能力あっても無礼な人がやっぱり得しない理由 リーダーはもちろん立場関係なく大事なこと
さて、次に「[組織編]礼節ある企業が得られる2つのメリット」を見てみよう。というのも礼節は、企業などの集団の全体としての業績にも好影響をもたらすことがわかっているというのだ。
その場合のメリットは、誰かが何かをミスしても早く見つかること、誰もが自分の意思で率先して行動すること、そしてメンバーの精神的な消耗が少ないことだ。
好例として紹介されているのが、コストコの創業者であるジェームズ・シネガルのケースである。「小売企業にとって、顧客と従業員は株主よりも重要だ」と考えたシネガルは、自ら小まめに店舗へ足を運び、感謝の気持ちを従業員に伝えたのだという。
もちろん会社としても従業員を尊重し、さまざまな面から努力に報いる姿勢を見せた。その結果、コストコの従業員1人当たりの売り上げは、最大のライバルであるサムズ・クラブの2倍近くになっている。
また従業員の離職率が非常に低いため、1年当たり数億ドルのコスト削減を実現。従業員による窃盗も際立って少なく、株価も200パーセントを超えて上昇。
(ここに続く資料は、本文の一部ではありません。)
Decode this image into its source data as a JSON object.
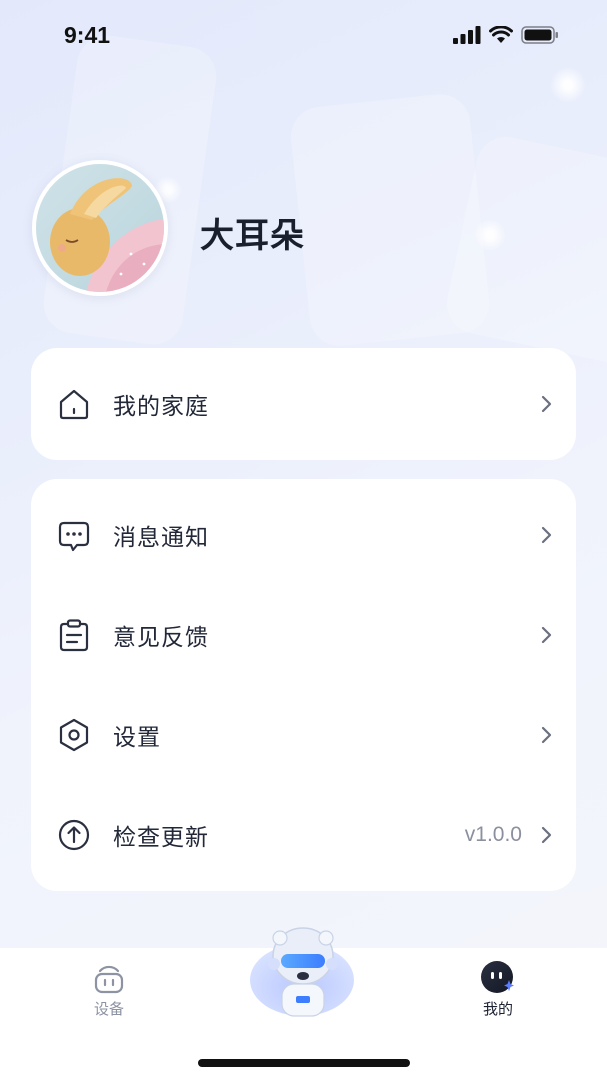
{
  "status_bar": {
    "time": "9:41",
    "icons": [
      "signal-icon",
      "wifi-icon",
      "battery-icon"
    ]
  },
  "profile": {
    "username": "大耳朵"
  },
  "menu_family": {
    "items": [
      {
        "label": "我的家庭",
        "icon": "house-icon"
      }
    ]
  },
  "menu_main": {
    "items": [
      {
        "label": "消息通知",
        "icon": "message-icon"
      },
      {
        "label": "意见反馈",
        "icon": "clipboard-icon"
      },
      {
        "label": "设置",
        "icon": "hexagon-settings-icon"
      },
      {
        "label": "检查更新",
        "icon": "upload-arrow-icon",
        "value": "v1.0.0"
      }
    ]
  },
  "tabbar": {
    "tabs": [
      {
        "label": "设备",
        "icon": "device-icon",
        "active": false
      },
      {
        "label": "",
        "icon": "robot-bear-mascot",
        "active": false
      },
      {
        "label": "我的",
        "icon": "profile-face-icon",
        "active": true
      }
    ]
  },
  "colors": {
    "accent": "#4f6ef7",
    "background": "#f3f5fb",
    "card": "#ffffff",
    "text": "#1d2233",
    "muted": "#8d93a3"
  }
}
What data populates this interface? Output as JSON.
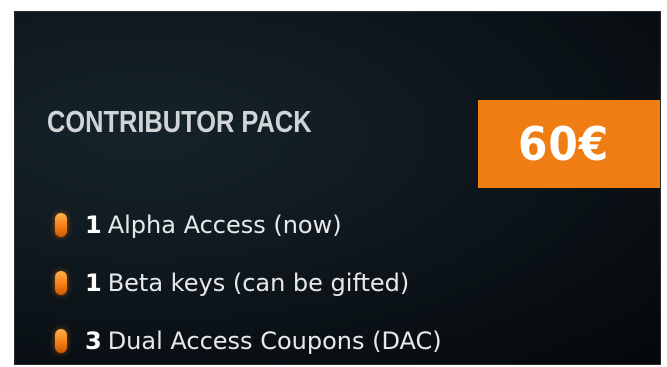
{
  "pack": {
    "title": "CONTRIBUTOR PACK",
    "price": "60€",
    "accent_color": "#f07d14",
    "features": [
      {
        "qty": "1",
        "text": "Alpha Access (now)"
      },
      {
        "qty": "1",
        "text": "Beta keys (can be gifted)"
      },
      {
        "qty": "3",
        "text": "Dual Access Coupons (DAC)"
      }
    ]
  }
}
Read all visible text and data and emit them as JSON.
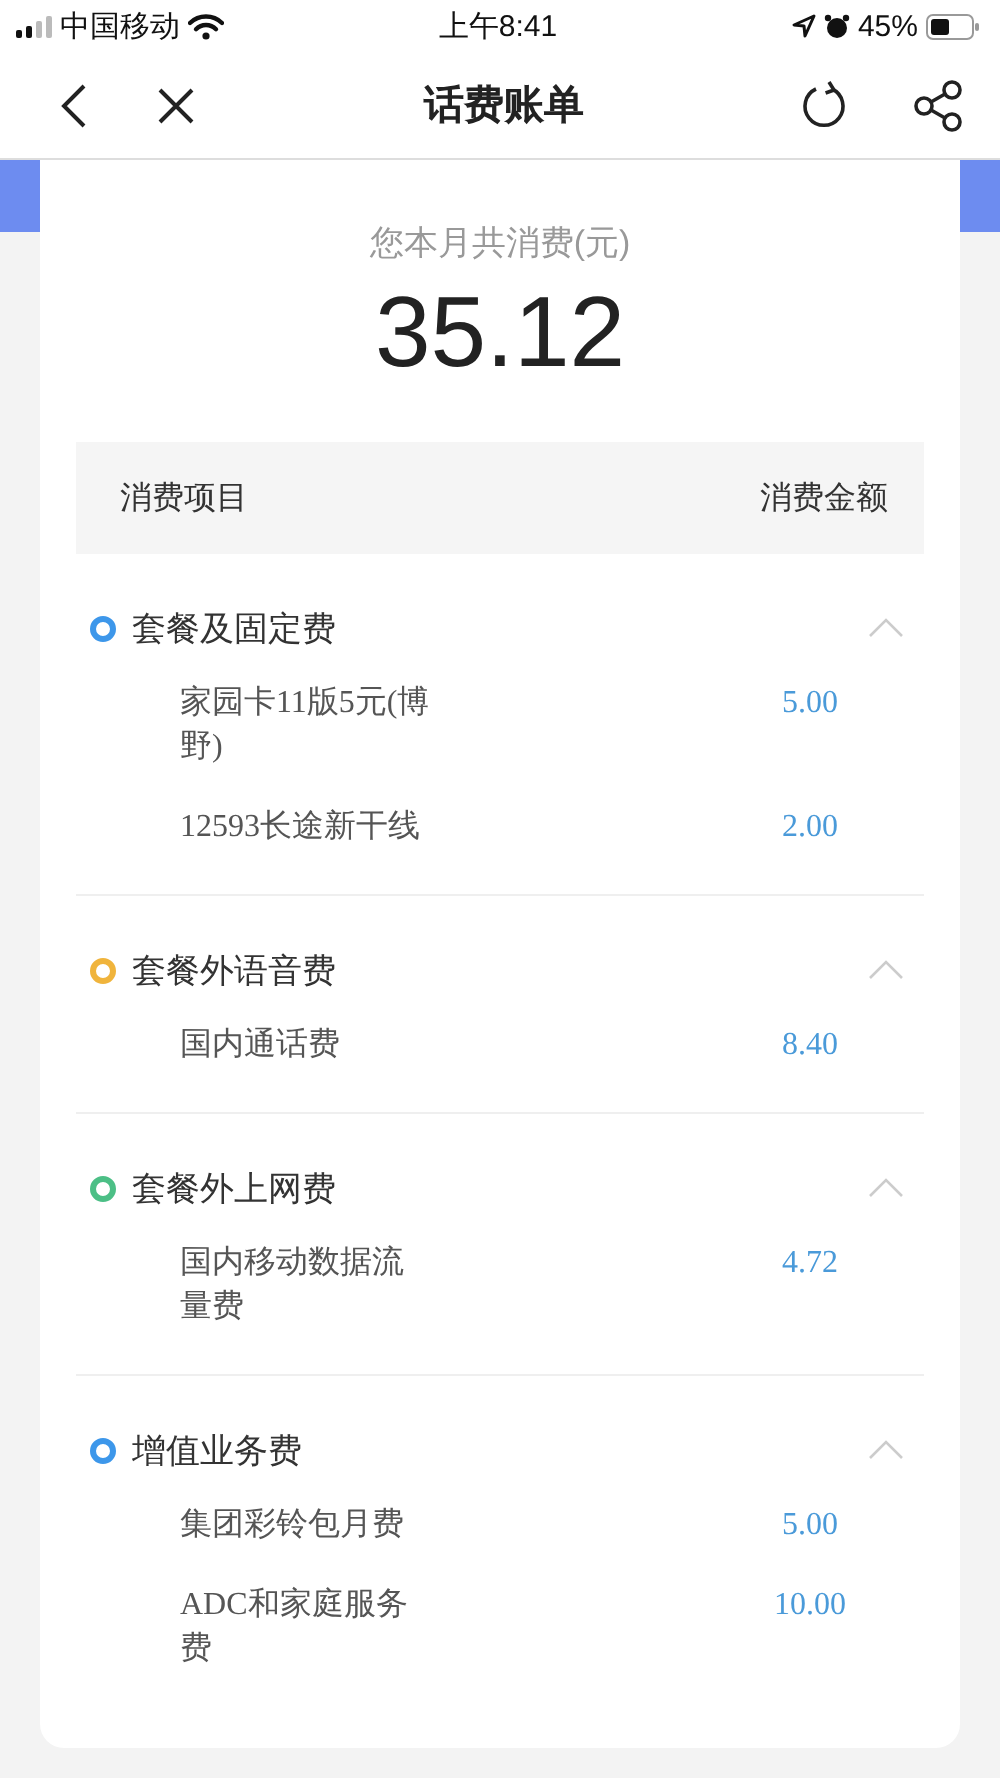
{
  "status_bar": {
    "carrier": "中国移动",
    "time": "上午8:41",
    "battery": "45%"
  },
  "nav": {
    "title": "话费账单"
  },
  "summary": {
    "label": "您本月共消费(元)",
    "total": "35.12"
  },
  "table_header": {
    "item": "消费项目",
    "amount": "消费金额"
  },
  "sections": [
    {
      "title": "套餐及固定费",
      "color": "#3d97ea",
      "expanded": true,
      "items": [
        {
          "name": "家园卡11版5元(博野)",
          "amount": "5.00"
        },
        {
          "name": "12593长途新干线",
          "amount": "2.00"
        }
      ]
    },
    {
      "title": "套餐外语音费",
      "color": "#f0b43c",
      "expanded": true,
      "items": [
        {
          "name": "国内通话费",
          "amount": "8.40"
        }
      ]
    },
    {
      "title": "套餐外上网费",
      "color": "#4cbf86",
      "expanded": true,
      "items": [
        {
          "name": "国内移动数据流量费",
          "amount": "4.72"
        }
      ]
    },
    {
      "title": "增值业务费",
      "color": "#3d97ea",
      "expanded": true,
      "items": [
        {
          "name": "集团彩铃包月费",
          "amount": "5.00"
        },
        {
          "name": "ADC和家庭服务费",
          "amount": "10.00"
        }
      ]
    }
  ]
}
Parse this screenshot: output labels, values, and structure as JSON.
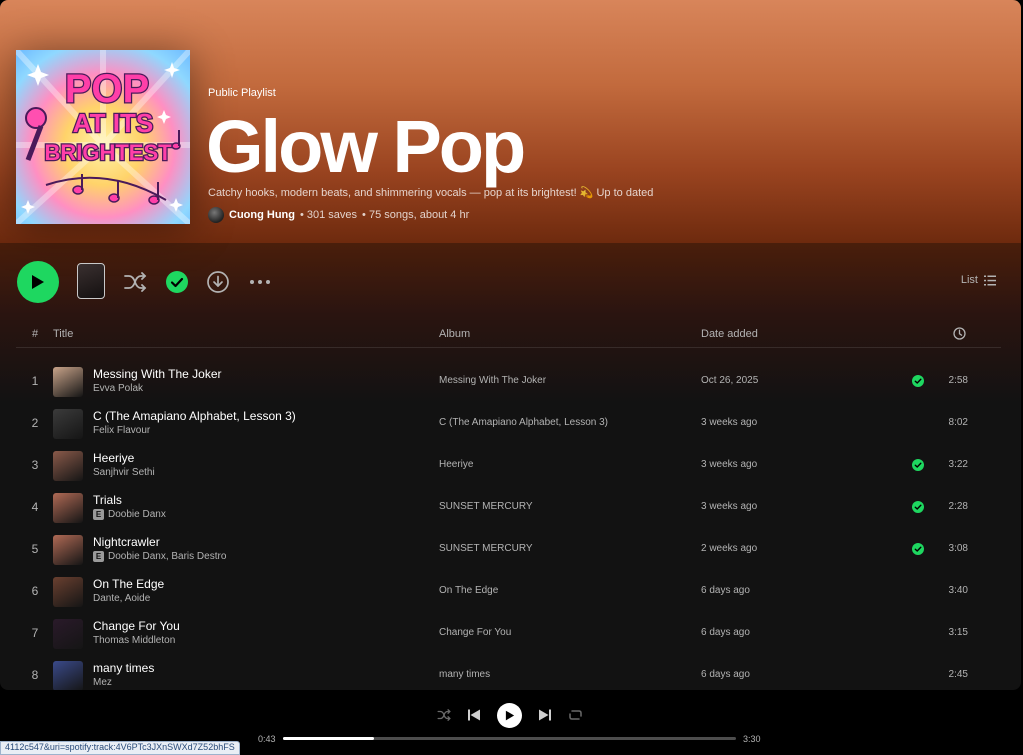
{
  "playlist": {
    "type_label": "Public Playlist",
    "title": "Glow Pop",
    "description": "Catchy hooks, modern beats, and shimmering vocals — pop at its brightest! 💫 Up to dated",
    "owner": "Cuong Hung",
    "saves": "• 301 saves",
    "summary": "• 75 songs, about 4 hr",
    "cover_text": [
      "POP",
      "AT ITS",
      "BRIGHTEST"
    ]
  },
  "actions": {
    "list_label": "List"
  },
  "table": {
    "headers": {
      "num": "#",
      "title": "Title",
      "album": "Album",
      "date": "Date added"
    },
    "rows": [
      {
        "num": "1",
        "title": "Messing With The Joker",
        "artist": "Evva Polak",
        "explicit": false,
        "album": "Messing With The Joker",
        "date": "Oct 26, 2025",
        "saved": true,
        "duration": "2:58",
        "art_color": "#c9a48a"
      },
      {
        "num": "2",
        "title": "C (The Amapiano Alphabet, Lesson 3)",
        "artist": "Felix Flavour",
        "explicit": false,
        "album": "C (The Amapiano Alphabet, Lesson 3)",
        "date": "3 weeks ago",
        "saved": false,
        "duration": "8:02",
        "art_color": "#3b3b3b"
      },
      {
        "num": "3",
        "title": "Heeriye",
        "artist": "Sanjhvir Sethi",
        "explicit": false,
        "album": "Heeriye",
        "date": "3 weeks ago",
        "saved": true,
        "duration": "3:22",
        "art_color": "#8a5a4a"
      },
      {
        "num": "4",
        "title": "Trials",
        "artist": "Doobie Danx",
        "explicit": true,
        "album": "SUNSET MERCURY",
        "date": "3 weeks ago",
        "saved": true,
        "duration": "2:28",
        "art_color": "#b06a55"
      },
      {
        "num": "5",
        "title": "Nightcrawler",
        "artist": "Doobie Danx, Baris Destro",
        "explicit": true,
        "album": "SUNSET MERCURY",
        "date": "2 weeks ago",
        "saved": true,
        "duration": "3:08",
        "art_color": "#b06a55"
      },
      {
        "num": "6",
        "title": "On The Edge",
        "artist": "Dante, Aoide",
        "explicit": false,
        "album": "On The Edge",
        "date": "6 days ago",
        "saved": false,
        "duration": "3:40",
        "art_color": "#6a4030"
      },
      {
        "num": "7",
        "title": "Change For You",
        "artist": "Thomas Middleton",
        "explicit": false,
        "album": "Change For You",
        "date": "6 days ago",
        "saved": false,
        "duration": "3:15",
        "art_color": "#2a1a2a"
      },
      {
        "num": "8",
        "title": "many times",
        "artist": "Mez",
        "explicit": false,
        "album": "many times",
        "date": "6 days ago",
        "saved": false,
        "duration": "2:45",
        "art_color": "#3a4a8a"
      }
    ]
  },
  "player": {
    "elapsed": "0:43",
    "total": "3:30",
    "progress": 0.2
  },
  "status_url": "4112c547&uri=spotify:track:4V6PTc3JXnSWXd7Z52bhFS",
  "explicit_label": "E",
  "colors": {
    "accent": "#1ed760"
  }
}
従業員に対して経緯と思いやりを示す経営方針が、ビジネスによい結果をもたらしたということだ。
礼節ある経営者は礼節を重んじる
ポラス氏の行った実験では、リーダーの礼節を示すちょっとした態度だけでも、企業全体にかなりのよい影響があることがわかっている。それだけで、チームや企業に属するメンバーたちの態度、行動がよい方向に、チームや企業全体の価値を高める方向に変わるというのである。
リーダーの礼節ある態度がチーム、企業にとってよいのは、それによって従業員が安心を感じることができるからだ。その結果、従業員はより幸せな気分になり、同時に自分自身もよりよい人間であると思えるのである。